Aguilera-Mederos’ story went viral largely because of his gut-wrenching plea made before he was told he was going to spend the rest of his life in jail, and it inspired a Change.org petition with more than 4.7 million signatures asking for clemency. Just about the only people not upset about this are the prosecutors. One of them even got a plaque with a brake shoe to commemorate their win in court.

—An independent panel has redrawn California’s political map, and the result appears to give Latinx voters in the state more political clout— nearly one-third of the state’s 52 new congressional districts would be majority Latinx.

— Not everyone wins with the new map. L.A. Rep. Lucille Roybal-Allard, the first Mexican American woman elected to Congress, announced that she will retire at the end of her term after her district was essentially eliminated.

— 2021 is wrapping up, which means that we’re in “Best of of the Year” lists SZN. My colleague Suzy Exposito wrote about the biggest moments in Latin music this year, from Bad Bunny at Wrestlemania to Chente dying.

—It’s also coquito season, and friend of the newsletter Alejandra Ramos has this fantastic recipe to make your Nochebuena even more lit.

— Natalia E. Contreras of the Austin American-Statesman did a very brave (or foolish?) thing and dove into the only linguistic debate that matters. No, not Latinx vs. Latino. I’m talking about tamal vs. tamale.

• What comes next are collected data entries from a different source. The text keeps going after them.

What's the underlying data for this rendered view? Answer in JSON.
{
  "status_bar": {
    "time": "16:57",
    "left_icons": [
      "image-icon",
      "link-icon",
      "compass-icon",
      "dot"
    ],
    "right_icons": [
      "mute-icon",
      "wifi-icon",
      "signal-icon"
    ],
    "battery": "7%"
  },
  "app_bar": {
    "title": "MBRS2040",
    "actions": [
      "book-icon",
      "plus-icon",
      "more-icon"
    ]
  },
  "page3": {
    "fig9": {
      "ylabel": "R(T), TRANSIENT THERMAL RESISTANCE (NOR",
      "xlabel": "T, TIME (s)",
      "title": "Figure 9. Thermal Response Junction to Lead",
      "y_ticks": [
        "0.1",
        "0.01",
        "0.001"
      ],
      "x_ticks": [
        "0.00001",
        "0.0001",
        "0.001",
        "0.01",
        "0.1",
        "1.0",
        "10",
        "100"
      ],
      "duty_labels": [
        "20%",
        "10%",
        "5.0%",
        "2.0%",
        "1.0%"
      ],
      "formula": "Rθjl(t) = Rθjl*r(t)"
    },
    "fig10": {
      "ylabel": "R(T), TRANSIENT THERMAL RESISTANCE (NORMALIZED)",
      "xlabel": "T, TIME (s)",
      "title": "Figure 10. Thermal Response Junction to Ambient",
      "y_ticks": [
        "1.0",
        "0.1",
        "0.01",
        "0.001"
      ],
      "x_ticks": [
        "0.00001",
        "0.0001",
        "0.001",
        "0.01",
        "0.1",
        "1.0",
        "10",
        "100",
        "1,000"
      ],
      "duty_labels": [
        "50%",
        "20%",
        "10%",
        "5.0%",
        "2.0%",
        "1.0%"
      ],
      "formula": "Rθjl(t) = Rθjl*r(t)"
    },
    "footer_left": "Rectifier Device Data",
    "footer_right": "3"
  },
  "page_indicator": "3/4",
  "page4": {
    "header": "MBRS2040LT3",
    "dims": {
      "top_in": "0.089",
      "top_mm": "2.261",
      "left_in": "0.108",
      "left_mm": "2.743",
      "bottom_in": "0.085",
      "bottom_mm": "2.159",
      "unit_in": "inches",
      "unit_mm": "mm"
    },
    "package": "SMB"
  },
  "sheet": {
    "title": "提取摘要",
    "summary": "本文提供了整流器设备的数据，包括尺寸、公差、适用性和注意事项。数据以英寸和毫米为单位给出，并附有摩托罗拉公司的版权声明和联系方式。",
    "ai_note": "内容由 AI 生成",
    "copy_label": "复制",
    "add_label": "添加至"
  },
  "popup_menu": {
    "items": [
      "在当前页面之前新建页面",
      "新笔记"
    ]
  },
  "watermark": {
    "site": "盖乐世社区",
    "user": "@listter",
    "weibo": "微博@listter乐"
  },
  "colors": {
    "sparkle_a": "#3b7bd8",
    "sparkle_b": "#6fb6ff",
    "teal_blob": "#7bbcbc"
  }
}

And now for something different...

"I think that Papa Noel would rather be on a beach having a cold beer."
“I think that Papa Noel would rather be on a beach having a cold beer.”
(Sol Cotti / For The Times
)

Sol Cotti is an illustrator from Buenos Aires, Argentina. She likes to tell visual and fresh stories using a bold, simple and loose style mixing linework and fully fleshed illustrations.

“Unlike the United States, in South America it is very hot on holidays. People usually celebrate outdoors in patios and terraces. I think that Papa Noel would rather be on a beach having a cold beer while his reindeer surfs instead of having to wear a sweaty and hot costume. But traditions are of no value on their own.”